Die Menschen in Gaza brauchen dringend Hilfe, um überleben zu können.?Die Blockade muss sofort beendet werden. von Wolfgang Gehrcke
Der Überfall israelischer Spezialkräfte auf die Schiffe des Hilfskonvois für Gaza entsetzte mich. Auf Befehl ihrer Regierung entern israelische Soldaten die Flottille mitten in der Nacht. Es wird geschossen, Menschen werden verletzt und sterben an Bord. Das Ganze geschieht in internationalen Gewässern, wie es endlich auch die Regierung Israels zugeben musste – 72 Seemeilen vor der willkürlichen Blockadelinie. Gewalttätig, sinnlos und abstoßend. Auf alten Hass wurde wieder neuer Hass getürmt.
Welche Gefühle lösen diese Bilder in Gaza aus oder im Westjordanland? In Syrien oder im Libanon? Dort sind die Erfahrungen der Kriege noch besonders lebendig. Gaza ist mit 1,5 Millionen Einwohnern eines der am dichtesten besiedelten Gebiete der Welt. Der Angriff Israels auf Gaza im Jahre 2008 hatte schreckliche Folgen. 1400 Tote, darunter mehr als 300 Kinder und Jugendliche, eine zerstörte Infrastruktur und traumatisierte Menschen. Das Gebiet war und ist abgeriegelt und wurde aus der Luft, von See und vom Land her beschossen. Niemand konnte dem entfliehen.
Abgeriegelt ist Gaza auch heute noch. Hilfstransporte auch der UNO erreichen die Region selten. Die UNO fordert, die Blockade aufzuheben. Doch diese Resolutionen des Weltsicherheitsrates missachtet Israel. Es wird einsam um dieses Land, das so viele Freunde hat und noch mehr haben könnte.
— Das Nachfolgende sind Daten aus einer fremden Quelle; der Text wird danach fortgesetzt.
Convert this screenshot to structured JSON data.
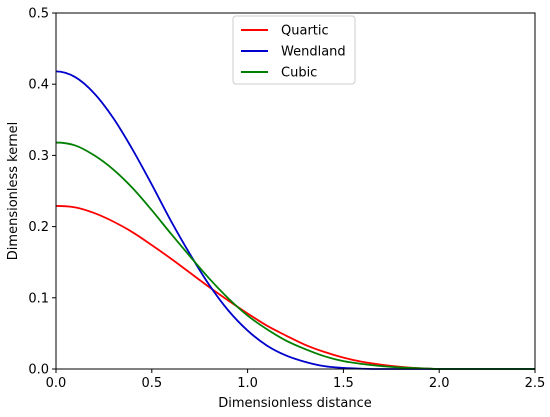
{
  "chart_data": {
    "type": "line",
    "title": "",
    "xlabel": "Dimensionless distance",
    "ylabel": "Dimensionless kernel",
    "xlim": [
      0,
      2.5
    ],
    "ylim": [
      0,
      0.5
    ],
    "xticks": [
      "0.0",
      "0.5",
      "1.0",
      "1.5",
      "2.0",
      "2.5"
    ],
    "yticks": [
      "0.0",
      "0.1",
      "0.2",
      "0.3",
      "0.4",
      "0.5"
    ],
    "grid": false,
    "legend_position": "top-center",
    "x": [
      0,
      0.1,
      0.2,
      0.3,
      0.4,
      0.5,
      0.6,
      0.7,
      0.8,
      0.9,
      1.0,
      1.1,
      1.2,
      1.3,
      1.4,
      1.5,
      1.6,
      1.7,
      1.8,
      1.9,
      2.0,
      2.1,
      2.2,
      2.3,
      2.4,
      2.5
    ],
    "series": [
      {
        "name": "Quartic",
        "color": "#ff0000",
        "values": [
          0.229,
          0.227,
          0.219,
          0.207,
          0.192,
          0.174,
          0.155,
          0.135,
          0.115,
          0.096,
          0.078,
          0.061,
          0.047,
          0.034,
          0.024,
          0.016,
          0.01,
          0.006,
          0.003,
          0.001,
          0.0,
          0.0,
          0.0,
          0.0,
          0.0,
          0.0
        ]
      },
      {
        "name": "Wendland",
        "color": "#0000cc",
        "values": [
          0.418,
          0.41,
          0.387,
          0.352,
          0.308,
          0.259,
          0.208,
          0.161,
          0.118,
          0.082,
          0.054,
          0.033,
          0.019,
          0.01,
          0.004,
          0.0015,
          0.0004,
          0.0,
          0.0,
          0.0,
          0.0,
          0.0,
          0.0,
          0.0,
          0.0,
          0.0
        ]
      },
      {
        "name": "Cubic",
        "color": "#008000",
        "values": [
          0.318,
          0.314,
          0.3,
          0.28,
          0.254,
          0.223,
          0.19,
          0.158,
          0.127,
          0.099,
          0.075,
          0.056,
          0.04,
          0.028,
          0.018,
          0.011,
          0.007,
          0.004,
          0.002,
          0.001,
          0.0,
          0.0,
          0.0,
          0.0,
          0.0,
          0.0
        ]
      }
    ]
  }
}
Die Zahl der Verbündeten, die abrücken von dieser Politik, nimmt zu, selbst die USA. Erstmalig seit sehr langer Zeit haben die Vereinigten Staaten kein Veto gegen eine Resolution eingelegt, die Israels Handeln verurteilt. Wie lebensfremd ist eine Regierung, die das nicht in Rechnung stellt, es nicht wahrhaben will?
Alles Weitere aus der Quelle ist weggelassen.